If humans are not your concern, I would recommend using a point set presentation as described below. It is the most direct, easiest to debug, and fast enough for analytics.


(I leave this here for others stumbling on the question.) Before using any clever system, implement the simple algorithm first:

  • Represent a polyomino as a set of coordinates, such that the minimum $x$-and $y$- coordinates are both 0. Essentially, you are subtracting the minimum corner of the hull from each point. You need the points in a consistent order, left to right for each row, and rows from bottom to top, for example.

  • To compare, you do for each of the 8 orientation a point by point comparison. If all $n$ points are equal, the polyominoes are equal, otherwise, go to the next orientation. If none are equal, the polyominoes are not equal.

Already, this algorithm is not bad; you need to make less than $8n$ comparisons (in practice, way less). Also, you can get the isometries of integer points with simple (very cheap) integer arithmetic. For example, vertical reflection is $(w - x + 1, y)$.

You can get a considerable speedup by caching a few things with your polyomino that are easy to calculate. As a start, the number of cells, and the dimensions of the bounding box. If your polyominoes are big, you may store projections (how many cells in each row, how many in each column).

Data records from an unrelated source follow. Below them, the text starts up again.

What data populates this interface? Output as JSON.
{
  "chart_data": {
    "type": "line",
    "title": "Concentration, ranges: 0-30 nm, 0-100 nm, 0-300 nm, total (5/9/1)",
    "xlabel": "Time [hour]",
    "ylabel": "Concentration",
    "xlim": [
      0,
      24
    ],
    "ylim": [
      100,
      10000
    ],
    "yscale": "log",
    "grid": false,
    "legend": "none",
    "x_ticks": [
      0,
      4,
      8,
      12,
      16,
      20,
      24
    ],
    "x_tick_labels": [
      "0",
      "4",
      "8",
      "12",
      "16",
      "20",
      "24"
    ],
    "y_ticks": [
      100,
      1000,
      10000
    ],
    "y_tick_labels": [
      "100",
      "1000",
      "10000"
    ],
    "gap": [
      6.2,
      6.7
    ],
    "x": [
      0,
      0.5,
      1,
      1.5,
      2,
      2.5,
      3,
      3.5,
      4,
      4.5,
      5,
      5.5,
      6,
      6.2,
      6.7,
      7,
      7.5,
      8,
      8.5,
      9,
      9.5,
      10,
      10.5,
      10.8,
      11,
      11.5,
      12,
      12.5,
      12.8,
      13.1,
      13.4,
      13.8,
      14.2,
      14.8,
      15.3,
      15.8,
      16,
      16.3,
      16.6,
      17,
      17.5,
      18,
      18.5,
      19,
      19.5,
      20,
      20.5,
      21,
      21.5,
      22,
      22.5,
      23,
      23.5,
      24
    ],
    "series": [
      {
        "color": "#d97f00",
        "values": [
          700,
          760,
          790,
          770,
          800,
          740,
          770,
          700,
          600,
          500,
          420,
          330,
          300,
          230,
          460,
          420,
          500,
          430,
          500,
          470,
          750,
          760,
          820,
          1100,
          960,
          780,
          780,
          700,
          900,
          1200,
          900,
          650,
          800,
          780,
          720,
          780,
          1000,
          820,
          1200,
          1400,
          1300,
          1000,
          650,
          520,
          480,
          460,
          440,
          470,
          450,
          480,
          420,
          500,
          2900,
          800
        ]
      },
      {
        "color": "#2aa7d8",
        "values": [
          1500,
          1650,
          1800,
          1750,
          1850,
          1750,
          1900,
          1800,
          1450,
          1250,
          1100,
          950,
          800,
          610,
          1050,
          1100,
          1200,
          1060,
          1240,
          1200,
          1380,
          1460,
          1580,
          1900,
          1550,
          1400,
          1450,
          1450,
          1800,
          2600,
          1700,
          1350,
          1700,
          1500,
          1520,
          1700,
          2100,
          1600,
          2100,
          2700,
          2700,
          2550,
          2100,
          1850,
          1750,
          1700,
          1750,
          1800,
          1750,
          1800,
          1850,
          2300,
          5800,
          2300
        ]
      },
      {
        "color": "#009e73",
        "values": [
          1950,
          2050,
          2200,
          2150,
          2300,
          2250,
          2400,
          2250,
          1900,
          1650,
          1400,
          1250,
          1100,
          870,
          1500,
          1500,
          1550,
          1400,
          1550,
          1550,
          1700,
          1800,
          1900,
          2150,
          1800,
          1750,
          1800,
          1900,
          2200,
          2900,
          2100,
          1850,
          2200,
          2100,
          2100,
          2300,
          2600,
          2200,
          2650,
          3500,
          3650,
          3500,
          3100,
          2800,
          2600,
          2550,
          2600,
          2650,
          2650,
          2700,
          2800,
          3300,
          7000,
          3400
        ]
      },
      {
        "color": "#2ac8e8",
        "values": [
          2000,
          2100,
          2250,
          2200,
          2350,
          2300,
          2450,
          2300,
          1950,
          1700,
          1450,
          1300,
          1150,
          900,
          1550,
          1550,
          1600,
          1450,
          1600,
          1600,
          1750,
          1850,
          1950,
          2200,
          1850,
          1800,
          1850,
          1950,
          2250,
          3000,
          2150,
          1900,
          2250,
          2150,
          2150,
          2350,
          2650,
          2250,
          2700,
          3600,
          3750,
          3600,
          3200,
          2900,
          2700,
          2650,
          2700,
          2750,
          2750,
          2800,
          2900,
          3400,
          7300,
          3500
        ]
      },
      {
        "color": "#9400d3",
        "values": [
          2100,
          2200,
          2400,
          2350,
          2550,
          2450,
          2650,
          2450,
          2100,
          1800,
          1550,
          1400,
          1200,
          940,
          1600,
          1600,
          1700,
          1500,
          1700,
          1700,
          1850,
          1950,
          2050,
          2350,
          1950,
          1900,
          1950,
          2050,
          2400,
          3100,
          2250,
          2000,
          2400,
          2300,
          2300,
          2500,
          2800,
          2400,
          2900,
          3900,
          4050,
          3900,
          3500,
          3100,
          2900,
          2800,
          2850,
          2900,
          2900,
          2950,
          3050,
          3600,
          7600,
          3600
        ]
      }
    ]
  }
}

So you can check in order the number of cells, the bounding box dimensions, the projections, and finally a full check.

I doubt any clever scheme can do better than this. Even so, this will be a very good benchmark for speed (And correctness).

Update: I want to point out the answer by Calum Gilhooley is essentially the same as the one described here. He uses the centroid to normalize translation (instead of a corner of the bounding box), and keeps calculations scaled by a factor of $n$ to avoid fractions (which also is a common strategy when working rational numbers on computers).